デジタル信号処理は、信号処理における最も重要な要素の一つで、音声、画像、無線信号など、様々なデジタル信号を操作します。

ここでは、Verilogを使ってデジタルフィルタを設計する例を見ていきましょう。

□サンプルコード11:DSP設計のVerilogコード

module FIR_filter #(parameter N = 8)
  (input wire clk, reset, 
  input wire [7:0] din, 
  output reg [7:0] dout);

  reg [7:0] delay_line [0:N-1];

  integer i;

  always @(posedge clk or posedge reset) begin
    if (reset) begin
      for (i = 0; i < N; i = i + 1) delay_line[i] <= 0;
    end else begin
      for (i = N - 1; i > 0; i = i - 1) delay_line[i] <= delay_line[i - 1];
      delay_line[0] <= din;
    end
  end

  always @(posedge clk) begin
    dout <= delay_line[0] + delay_line[N - 1];
  end
endmodule

このコードは、パラメータ化されたデジタルフィルタ(FIRフィルタ)の設計を行います。

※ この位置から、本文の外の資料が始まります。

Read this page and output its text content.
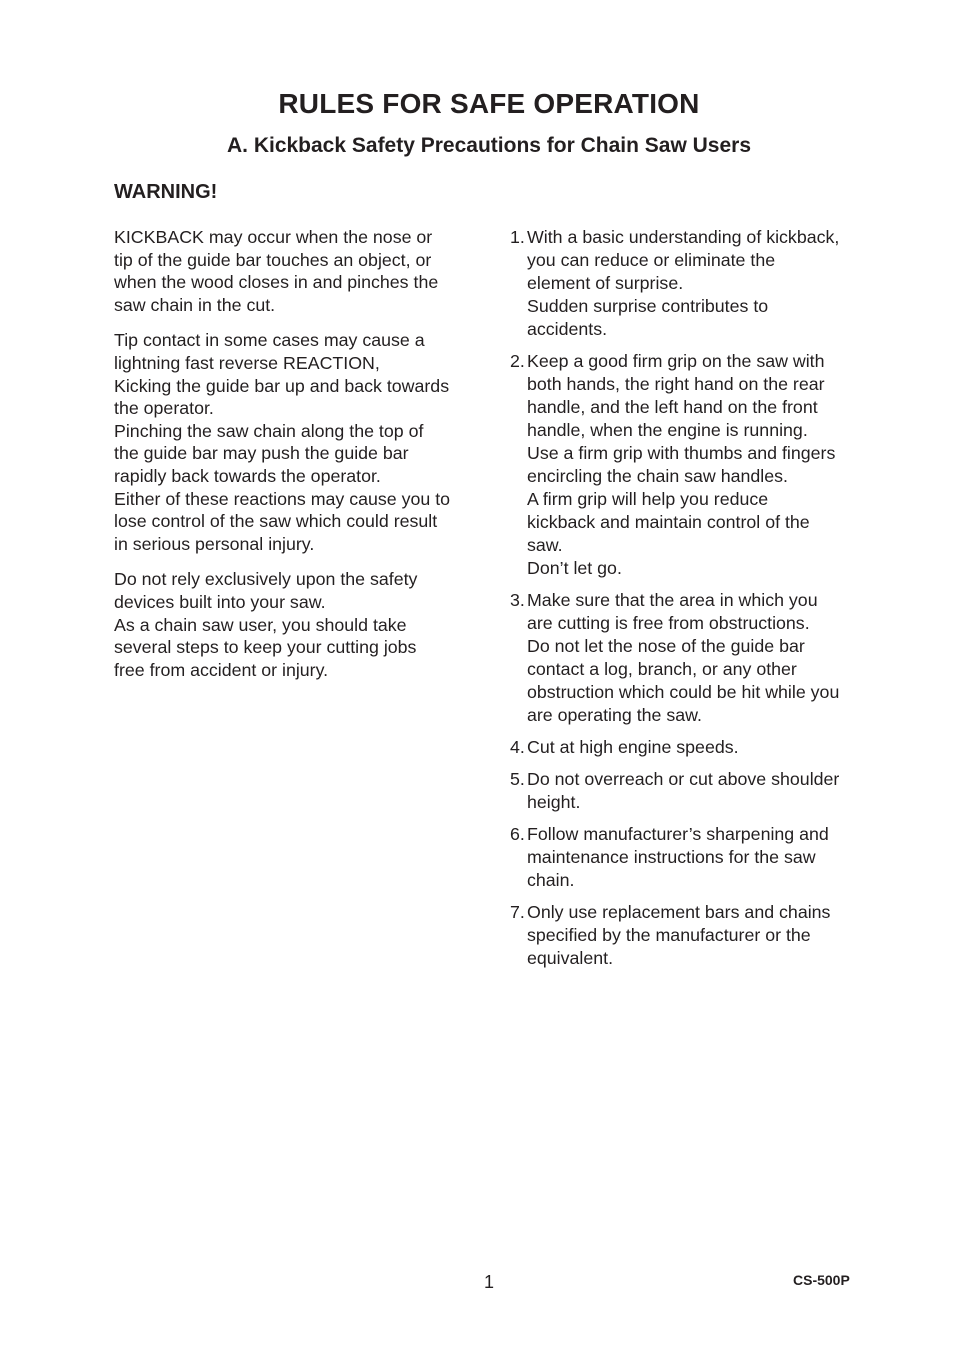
RULES FOR SAFE OPERATION
A. Kickback Safety Precautions for Chain Saw Users
WARNING!

KICKBACK may occur when the nose or
tip of the guide bar touches an object, or
when the wood closes in and pinches the
saw chain in the cut.

Tip contact in some cases may cause a
lightning fast reverse REACTION,
Kicking the guide bar up and back towards
the operator.
Pinching the saw chain along the top of
the guide bar may push the guide bar
rapidly back towards the operator.
Either of these reactions may cause you to
lose control of the saw which could result
in serious personal injury.

Do not rely exclusively upon the safety
devices built into your saw.
As a chain saw user, you should take
several steps to keep your cutting jobs
free from accident or injury.

1. With a basic understanding of kickback,
you can reduce or eliminate the
element of surprise.
Sudden surprise contributes to
accidents.
2. Keep a good firm grip on the saw with
both hands, the right hand on the rear
handle, and the left hand on the front
handle, when the engine is running.
Use a firm grip with thumbs and fingers
encircling the chain saw handles.
A firm grip will help you reduce
kickback and maintain control of the
saw.
Don’t let go.
3. Make sure that the area in which you
are cutting is free from obstructions.
Do not let the nose of the guide bar
contact a log, branch, or any other
obstruction which could be hit while you
are operating the saw.
4. Cut at high engine speeds.
5. Do not overreach or cut above shoulder
height.
6. Follow manufacturer’s sharpening and
maintenance instructions for the saw
chain.
7. Only use replacement bars and chains
specified by the manufacturer or the
equivalent.
1	CS-500P
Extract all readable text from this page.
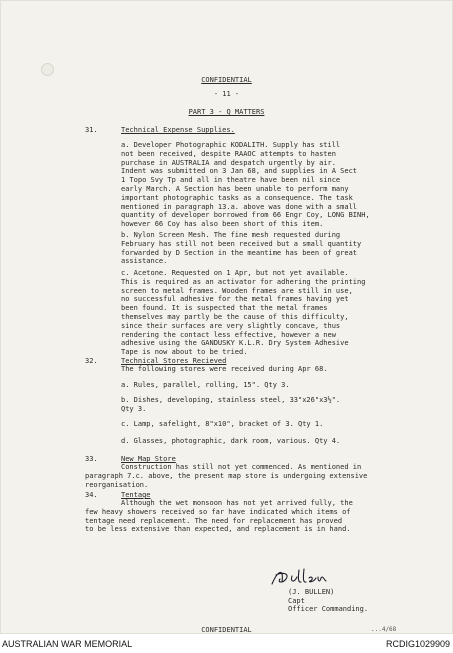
CONFIDENTIAL
- 11 -
PART 3 - Q MATTERS
31.	Technical Expense Supplies.
a. Developer Photographic KODALITH. Supply has still
not been received, despite RAAOC attempts to hasten
purchase in AUSTRALIA and despatch urgently by air.
Indent was submitted on 3 Jan 68, and supplies in A Sect
1 Topo Svy Tp and all in theatre have been nil since
early March. A Section has been unable to perform many
important photographic tasks as a consequence. The task
mentioned in paragraph 13.a. above was done with a small
quantity of developer borrowed from 66 Engr Coy, LONG BINH,
however 66 Coy has also been short of this item.
b. Nylon Screen Mesh. The fine mesh requested during
February has still not been received but a small quantity
forwarded by D Section in the meantime has been of great
assistance.
c. Acetone. Requested on 1 Apr, but not yet available.
This is required as an activator for adhering the printing
screen to metal frames. Wooden frames are still in use,
no successful adhesive for the metal frames having yet
been found. It is suspected that the metal frames
themselves may partly be the cause of this difficulty,
since their surfaces are very slightly concave, thus
rendering the contact less effective, however a new
adhesive using the GANDUSKY K.L.R. Dry System Adhesive
Tape is now about to be tried.
32.	Technical Stores Recieved
The following stores were received during Apr 68.
a. Rules, parallel, rolling, 15". Qty 3.
b. Dishes, developing, stainless steel, 33"x26"x3½".
Qty 3.
c. Lamp, safelight, 8"x10", bracket of 3. Qty 1.
d. Glasses, photographic, dark room, various. Qty 4.
33.	New Map Store
Construction has still not yet commenced. As mentioned in
paragraph 7.c. above, the present map store is undergoing extensive
reorganisation.
34.	Tentage
Although the wet monsoon has not yet arrived fully, the
few heavy showers received so far have indicated which items of
tentage need replacement. The need for replacement has proved
to be less extensive than expected, and replacement is in hand.
(J. BULLEN)
Capt
Officer Commanding.
CONFIDENTIAL	...4/68
AUSTRALIAN WAR MEMORIAL	RCDIG1029909
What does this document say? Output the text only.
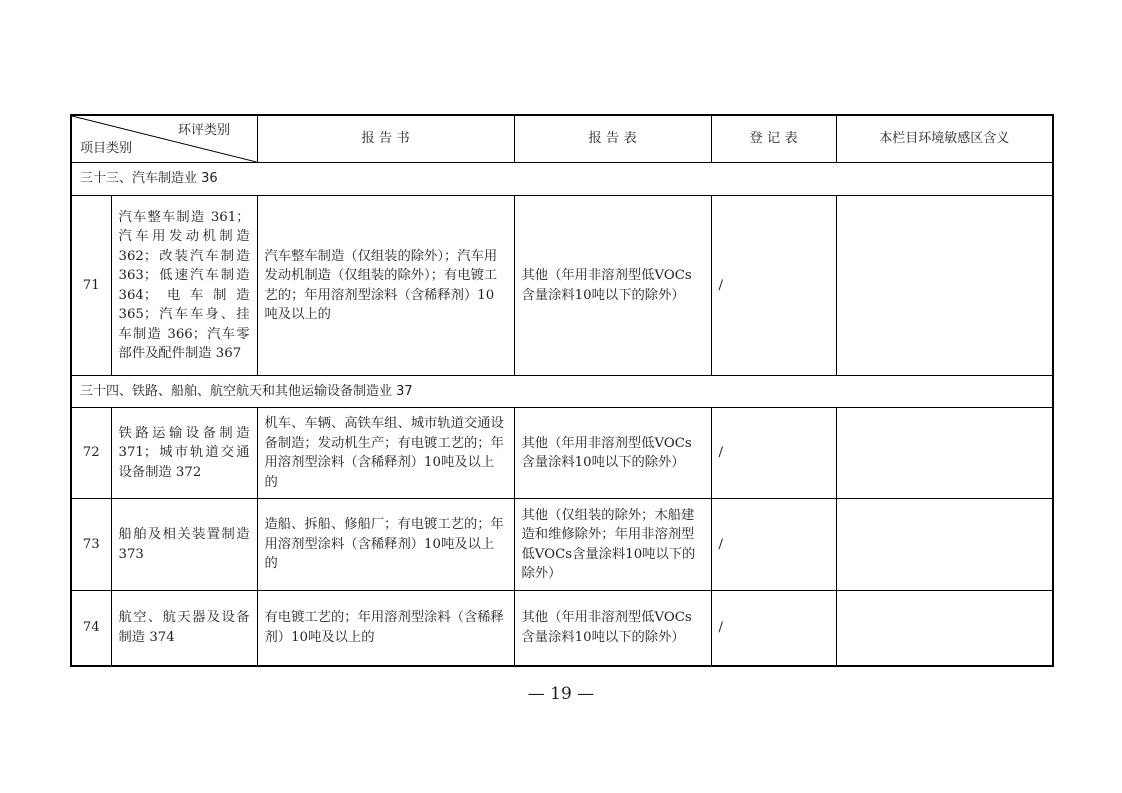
环评类别
项目类别		报 告 书	报 告 表	登 记 表	本栏目环境敏感区含义
三十三、汽车制造业 36					
71	汽车整车制造 361；汽车用发动机制造 362；改装汽车制造 363；低速汽车制造 364；电车制造 365；汽车车身、挂车制造 366；汽车零部件及配件制造 367	汽车整车制造（仅组装的除外）；汽车用发动机制造（仅组装的除外）；有电镀工艺的；年用溶剂型涂料（含稀释剂）10吨及以上的	其他（年用非溶剂型低VOCs含量涂料10吨以下的除外）	/	
三十四、铁路、船舶、航空航天和其他运输设备制造业 37					
72	铁路运输设备制造 371；城市轨道交通设备制造 372	机车、车辆、高铁车组、城市轨道交通设备制造；发动机生产；有电镀工艺的；年用溶剂型涂料（含稀释剂）10吨及以上的	其他（年用非溶剂型低VOCs含量涂料10吨以下的除外）	/	
73	船舶及相关装置制造 373	造船、拆船、修船厂；有电镀工艺的；年用溶剂型涂料（含稀释剂）10吨及以上的	其他（仅组装的除外；木船建造和维修除外；年用非溶剂型低VOCs含量涂料10吨以下的除外）	/	
74	航空、航天器及设备制造 374	有电镀工艺的；年用溶剂型涂料（含稀释剂）10吨及以上的	其他（年用非溶剂型低VOCs含量涂料10吨以下的除外）	/	
— 19 —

このフィルタはディレイラインという概念を利用しており、入力信号を一定時間遅延させることで信号の各成分に対する応答を変化させます。

ディレイラインの各要素は、ディレイラインの前後の要素からの信号を取得し、その結果を出力として返します。

このコードをシミュレーションすると、入力信号がディレイラインを通過し、その過程で変形されて出力される様子を観察することができます。

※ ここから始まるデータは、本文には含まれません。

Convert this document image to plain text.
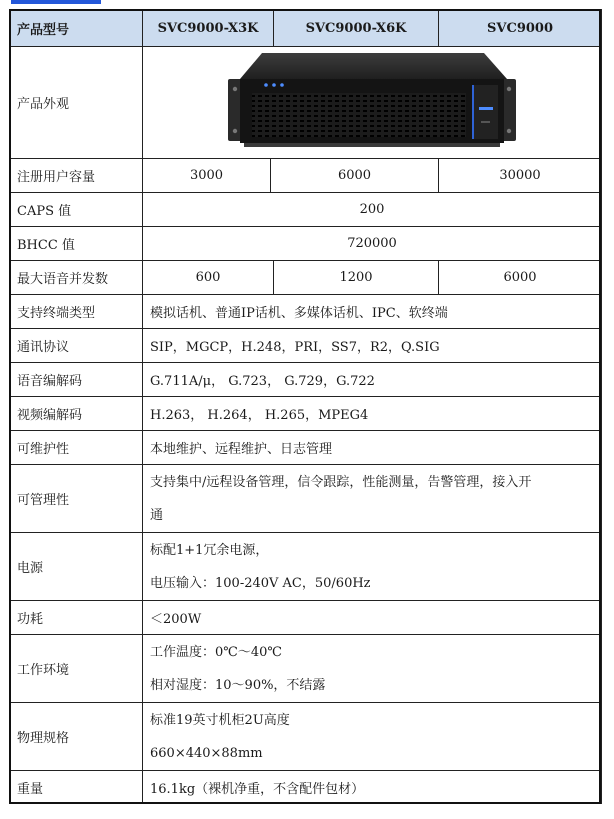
产品型号	SVC9000-X3K		SVC9000-X6K	SVC9000
产品外观	

注册用户容量	3000	6000		30000
CAPS 值	200			
BHCC 值	720000			
最大语音并发数	600		1200	6000
支持终端类型	模拟话机、普通IP话机、多媒体话机、IPC、软终端			
通讯协议	SIP，MGCP，H.248，PRI，SS7，R2，Q.SIG			
语音编解码	G.711A/μ， G.723， G.729，G.722			
视频编解码	H.263， H.264， H.265，MPEG4			
可维护性	本地维护、远程维护、日志管理			
可管理性	支持集中/远程设备管理，信令跟踪，性能测量，告警管理，接入开
通			

电源	标配1+1冗余电源，
电压输入：100-240V AC，50/60Hz			

功耗	＜200W			
工作环境	工作温度：0℃～40℃
相对湿度：10～90%，不结露			

物理规格	标准19英寸机柜2U高度
660×440×88mm			

重量	16.1kg（裸机净重，不含配件包材）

FIRフィルタの設計はDSP設計の基本であり、Verilogを使って効率的に設計することができます。

○応用例2:AIアクセラレータ設計

AIアクセラレータは、機械学習の計算を高速化するための特殊なハードウェアです。

一般的には、大量の乗算と加算を並列に行う能力を持つことが求められます。

Verilogを使って、簡単なマトリックス乗算器を設計してみましょう。

□サンプルコード12:AIアクセラレータ設計のVerilogコード

module matrix_multiplier #(parameter N = 8)
  (input wire clk, reset, 
  input wire [7:0] A [0:N-1][0:N-1], B [0:N-1][0:N-1], 
  output reg [7:0] C [0:N-1][0:N-1]);

  integer i, j, k;

  always @(posedge clk or posedge reset) begin
    if (reset) begin
      for (i = 0; i < N; i = i + 1) 
        for (j = 0; j < N; j = j + 1)
          C[i][j] <= 0;
    end else begin
      for (i = 0; i < N; i = i + 1) 
        for (j = 0; j < N; j = j + 1) 
          for (k = 0; k < N; k = k + 1) 
            C[i][j] <= C[i][j] + A[i][k] * B[k][j];
    end
  end
endmodule

このコードでは、入力された2つのマトリックスAとBの乗算を行い、結果をマトリックスCに格納します。

ここで、乗算の計算は、三つのforループを使用して行われています。

これは、各行と列の要素を順に掛け合わせ、その結果を累積していくことで行列乗算を行っています。

このコードをシミュレーションすると、入力されたマトリックスAとBの乗算結果が正しくマトリックスCに格納されることが確認できます。

このようなマトリックス乗算器は、ニューラルネットワークのようなAIアルゴリズムにおいて重要な役割を果たします。

まとめ

Verilogと高位合成は、デジタルシステムの設計において重要な役割を果たします。

基本的な概念から応用例、注意点と対処法、カスタマイズ方法に至るまで、この記事で学んだ知識は、Verilogと高位合成の世界への入門として理想的なガイドとなるでしょう。

これらの知識を基に、Verilogと高位合成を使った効果的なデジタルシステムの設計を行うことが可能となります。